One of more remarkable of those ways was Shostakovich’s prominent use of 12-note rows. By this time, quite a few younger Soviet composers were writing 12-note music, some in the expressive Schoenberg tradition, others in the more constructivist post-Darmstadt serial manner. Shostakovich knew what they were doing but like Benjamin Britten at approximately the same period he adopts a different approach, treating the chromaticism of 12-note music as a way of creating discrete points of arrival and departure, like symbols or signs to help us grasp the structure of the music.


There are only two movements in this quartet.
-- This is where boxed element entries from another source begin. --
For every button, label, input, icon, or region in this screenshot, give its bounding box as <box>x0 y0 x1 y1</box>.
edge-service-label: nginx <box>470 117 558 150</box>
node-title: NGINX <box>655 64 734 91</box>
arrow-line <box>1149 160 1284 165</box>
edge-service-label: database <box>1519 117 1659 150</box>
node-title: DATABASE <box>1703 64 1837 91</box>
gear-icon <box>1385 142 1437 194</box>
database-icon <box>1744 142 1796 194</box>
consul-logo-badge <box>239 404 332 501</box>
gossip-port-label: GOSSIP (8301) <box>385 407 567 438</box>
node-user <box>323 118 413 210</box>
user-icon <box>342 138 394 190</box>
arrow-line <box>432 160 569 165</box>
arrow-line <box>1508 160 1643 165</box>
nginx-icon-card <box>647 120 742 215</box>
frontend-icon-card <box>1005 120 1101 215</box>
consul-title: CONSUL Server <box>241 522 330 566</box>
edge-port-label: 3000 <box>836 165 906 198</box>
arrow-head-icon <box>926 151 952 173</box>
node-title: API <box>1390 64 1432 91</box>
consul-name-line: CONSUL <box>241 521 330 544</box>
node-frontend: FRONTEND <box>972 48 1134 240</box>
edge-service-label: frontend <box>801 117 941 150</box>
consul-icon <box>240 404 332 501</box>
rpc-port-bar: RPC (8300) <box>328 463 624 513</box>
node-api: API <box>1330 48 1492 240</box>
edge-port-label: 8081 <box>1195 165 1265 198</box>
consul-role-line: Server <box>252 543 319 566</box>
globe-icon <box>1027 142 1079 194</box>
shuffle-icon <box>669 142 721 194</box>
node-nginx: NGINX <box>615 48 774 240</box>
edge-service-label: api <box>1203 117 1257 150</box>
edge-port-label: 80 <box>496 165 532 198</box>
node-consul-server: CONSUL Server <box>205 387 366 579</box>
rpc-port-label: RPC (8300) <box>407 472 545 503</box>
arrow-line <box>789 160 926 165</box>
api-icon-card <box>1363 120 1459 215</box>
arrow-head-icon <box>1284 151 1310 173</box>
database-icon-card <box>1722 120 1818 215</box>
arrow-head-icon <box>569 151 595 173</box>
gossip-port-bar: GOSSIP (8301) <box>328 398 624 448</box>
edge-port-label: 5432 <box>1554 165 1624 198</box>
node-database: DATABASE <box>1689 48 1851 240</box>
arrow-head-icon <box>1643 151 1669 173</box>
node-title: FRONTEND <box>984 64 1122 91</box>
After the restless harmonic and melodic exploration of the first movement, there follows a gigantic structure nearly 20 minutes in length and, as Shostakovich’s remark to Shirinsky suggested, almost orchestral in effect. It begins as a tumultuous scherzo, the music seemingly swept along by a whirlwind. At its centre point, the winds die away and a poignant and tender funeral march appears which plays repeatedly with the notes D and E flat (Es in German notation), suggesting the composer’s own initials DS. While he was writing this quartet Shostakovich confessed to a friend that every time he wrote a new piece he was haunted by fears that he would not live to complete it. He was indeed very sick by this stage in his life and it was perfectly true that each new piece could have been his last.


Bit by bit, this funeral march is attacked by other kinds of music, memories return of the first movement and then the whirlwind begins again, but this time shot through with major key inflections where earlier the music had been in the minor. This gives the drive towards the end a stirring feel of power and triumph against the odds.